Лес поздней осени безнадежно печален и строг. Дожди и ветры сбили не все листья. Испуганное трепетание оставленных листьев особенно бросается в глаза на фоне переплетения оголенных веток. По светло-зеленым стволам осин бегают неяркие солнечные пятна. По стволам ползают полусонные муравьи, усталые от бессрочной работы. Никита замечает их. Отец на такие тонкости не обращает внимания. Он охватывает лес разом. Глаза высматривают только белый цвет зайца среди обилия потускнелых красок.

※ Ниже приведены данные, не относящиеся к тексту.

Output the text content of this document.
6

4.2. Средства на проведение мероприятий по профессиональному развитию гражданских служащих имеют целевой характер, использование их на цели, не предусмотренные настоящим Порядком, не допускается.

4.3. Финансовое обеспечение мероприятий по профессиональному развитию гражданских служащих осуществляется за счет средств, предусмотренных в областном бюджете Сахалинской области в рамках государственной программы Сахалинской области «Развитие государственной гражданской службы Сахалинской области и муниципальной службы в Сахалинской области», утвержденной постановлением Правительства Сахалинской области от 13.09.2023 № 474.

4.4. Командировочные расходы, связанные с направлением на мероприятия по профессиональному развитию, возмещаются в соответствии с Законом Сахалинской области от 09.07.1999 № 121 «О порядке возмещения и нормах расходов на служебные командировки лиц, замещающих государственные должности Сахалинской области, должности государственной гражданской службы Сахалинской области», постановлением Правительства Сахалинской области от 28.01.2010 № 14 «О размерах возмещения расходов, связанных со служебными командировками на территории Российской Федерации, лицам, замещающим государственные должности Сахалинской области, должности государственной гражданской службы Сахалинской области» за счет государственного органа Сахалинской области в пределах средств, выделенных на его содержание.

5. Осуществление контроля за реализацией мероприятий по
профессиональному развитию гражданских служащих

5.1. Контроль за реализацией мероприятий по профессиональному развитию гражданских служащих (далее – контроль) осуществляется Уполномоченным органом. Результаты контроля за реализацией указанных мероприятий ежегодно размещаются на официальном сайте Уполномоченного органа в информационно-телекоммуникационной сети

Охотники разошлись в разные стороны. Никита стал углубляться в тайгу. Отец отправился краем опушки, по мягкой отаве. Лайка выбежала на Никиту из-за мохнатой ели. Сначала оторопела от неожиданности, но тут же бесстыже-презрительно уставилась на парня, не забывая, однако, помахивать тугим калачом хвоста. Красивая узкая мордашка хитрой лайки была в кровяных пятнах. Охотник долго не ломал голову – знал, чем полакомилась худобокая Дайна.

– Иди-ка сюда, красавица!

Виновато-почтительно завиляла хвостом и задом. Сделала несколько шагов на длинных ногах и легла брюхом на брусничник.

– Иди-иди, не бойся. Благодари своего собачьего бога, что не на отца нарвалась: он бы тебе разгладил ребра. Дайна, ко мне! – Никита хлопнул по твердой голяшке чирка.

Виновница поползла на согнутых лапах, поскуливая и запоздало очищая мордочку о мох и примятую траву. Остановилась в двух шагах, уставилась на Никиту больными глазами. Покорный хвост сшибал с брусничника переспелые ягодины.

– И не стыдно?!

«Стыдно, – сказали добрые собачьи глаза. – Но я ничего не могла с собой поделать. Голод оказался сильнее моего песьего долга… Я обнаружила косого в густом осиннике. Прежде чем подумала, что его полагается выгнать к вам на поляну, задушила добычу и дала волю зубам. Заяц попался молодой. Я так и не поняла – были ли у него кости… Конечно, ты можешь сейчас меня избить, как это делает твой гадкий отец… бей, стерплю. На сытое брюхо битье легче переносится…»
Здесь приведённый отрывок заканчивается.